Note, that the C code contained in the braces after the regular expressions are executed when the regular expression is encountered. For now, print statements are used, but later these print statements will be replaced by code used to pass tokens to the parser.

See the code below for the initial regular expressions of the Lexer:

[a-zA-Z_][a-zA-Z0-9_]* {printf("ID_TOKEN\n")};

[0-9]+ {printf("NUMBER_TOKEN\n")};

"case" {printf("CASE\n");}
"default" {printf("DEFAULT\n");}
"else if" {printf("ELIF\n");}
"else" {printf("ELSE\n");}
"if" {printf("IF\n");}
"switch" {printf("SWITCH\n");}
"break" {printf("BRK\n");}
"continue" {printf("CONT\n");}
"for" {printf("FOR\n");}
"do" {printf("DO\n");}
"while" {printf("WHILE\n");}
"char" {printf("CHAR\n");}
"const" {printf("CONST\n");}
"double" {printf("DOUBLE\n");}
"enum" {printf("ENUM\n");}
"extern" {printf("EXTERN\n");}
"float" {printf("float\n");}
"int" {printf("INT\n");}
"long" {printf("LONG\n");}
"signed" {printf("SIGNED\n");}
"short" {printf("SHORT\n");}
"static" {printf("STATIC\n");}
"struct" {printf("STRUCT\n");}
"union" {printf("UNION\n");}
"unsigned" {printf("UNSIGNED\n");}
"void" {printf("VOID\n");}
"volatile" {printf("VOLATILE\n");}
"goto" {printf("GOTO\n");}
"return" {printf("RETURN\n");}

"++" {printf("INC\n");}
"+" {printf("PLUS\n");}
"--" {printf("DEC\n");}
"-" {printf("MINUS\n");}
"/" {printf("DIV\n");}
"*" {printf("MULT\n");}
"==" {printf("EQUAL_CHK\n");}
"+=" {printf("PLUSEQ\n");}
"-=" {printf("MINUSEQ\n");}
"/=" {printf("DIVEQ\n");}
"*=" {printf("MULTEQ\n");}
"%=" {printf("MODEQ\n");}
"&=" {printf("ANDEQ_BIT\n");}
"|=" {printf("OREQ_BIT\n");}
"^=" {printf("XOREQ_BIT\n");}
"<<=" {printf("LSEQ_BIT\n");}
">>=" {printf("RSEQ_BIT\n");}
"!=" {printf("NOT_EQUAL_CHK\n");}
"<<" {printf("L_SHIFT\n");}
">>" {printf("R_SHIFT\n");}
">=" {printf("GTEQ_CHK\n");}
"<=" {printf("LTEQ_CHK\n");}
">" {printf("GT_CHK\n");}
"<" {printf("LT_CHK\n");}
"=" {printf("ASSIGN\n");}
"%" {printf("MOD\n");}
"&&" {printf("AND\n");}
"&" {printf("BITAND\n");}
"||" {printf("OR\n");}
"|" {printf("BITOR\n");}
"!" {printf("NOT\n");}
"^" {printf("BITXOR\n");}
"~" {printf("BITCOMP\n");}

";" {printf("SEMICOLON\n");}
"\n" {printf("NEWLINE\n");}
"}" {printf("OP_PAR\n");}
"}" {printf("CL_PAR\n");}
"}" {printf("OP_BRACE\n");}
"}" {printf("CL_BRACE\n");}
"[" {printf("OP_BRACKET\n");}
"]" {printf("CL_BRACKET\n");}

Purpose of the Lexer

The overall goal of our compiler is to take in C code and output the equivalent program in the XM3 machine’s language. The first step in achieving this goal is to make sure our compiler can understand what the input C code is. The first stage in understanding the C code is the Lexer.

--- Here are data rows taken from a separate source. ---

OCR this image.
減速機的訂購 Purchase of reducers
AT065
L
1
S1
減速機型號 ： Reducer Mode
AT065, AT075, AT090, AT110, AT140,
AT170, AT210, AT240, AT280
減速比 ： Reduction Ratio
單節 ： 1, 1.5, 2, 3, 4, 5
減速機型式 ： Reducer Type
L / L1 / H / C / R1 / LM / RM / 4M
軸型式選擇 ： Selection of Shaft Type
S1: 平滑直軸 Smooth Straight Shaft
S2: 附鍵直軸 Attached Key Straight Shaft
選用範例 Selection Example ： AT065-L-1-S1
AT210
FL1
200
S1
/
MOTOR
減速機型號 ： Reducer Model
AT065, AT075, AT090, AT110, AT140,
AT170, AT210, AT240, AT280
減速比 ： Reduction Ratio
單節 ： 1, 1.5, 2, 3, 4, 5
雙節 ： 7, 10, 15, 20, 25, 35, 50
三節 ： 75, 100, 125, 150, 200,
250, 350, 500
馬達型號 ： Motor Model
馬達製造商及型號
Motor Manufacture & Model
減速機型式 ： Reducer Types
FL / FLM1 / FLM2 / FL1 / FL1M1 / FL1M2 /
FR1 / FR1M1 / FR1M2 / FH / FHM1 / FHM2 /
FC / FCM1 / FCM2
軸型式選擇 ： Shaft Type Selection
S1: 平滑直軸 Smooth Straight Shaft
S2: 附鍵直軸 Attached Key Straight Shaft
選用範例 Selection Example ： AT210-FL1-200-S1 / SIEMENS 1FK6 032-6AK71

The Lexer converts the C code into many tokens. For example, take the C code “int a = 5;”. The Lexer could convert this C statement to the following tokens: INT IDENTIFIER ASSIGN INTEGER SEMICOLON.

These tokens are the compiler recognizing valid words in the C language. Therefore, the purpose of the Lexer is to breakdown the C language into valid words. These words will later be analyzed by the Parser to see if they fit into any valid grammar.

Note, Flex will be used to implement the Lexer for the XM3 compiler. Flex is an open source tool used to generate lexical analyzers.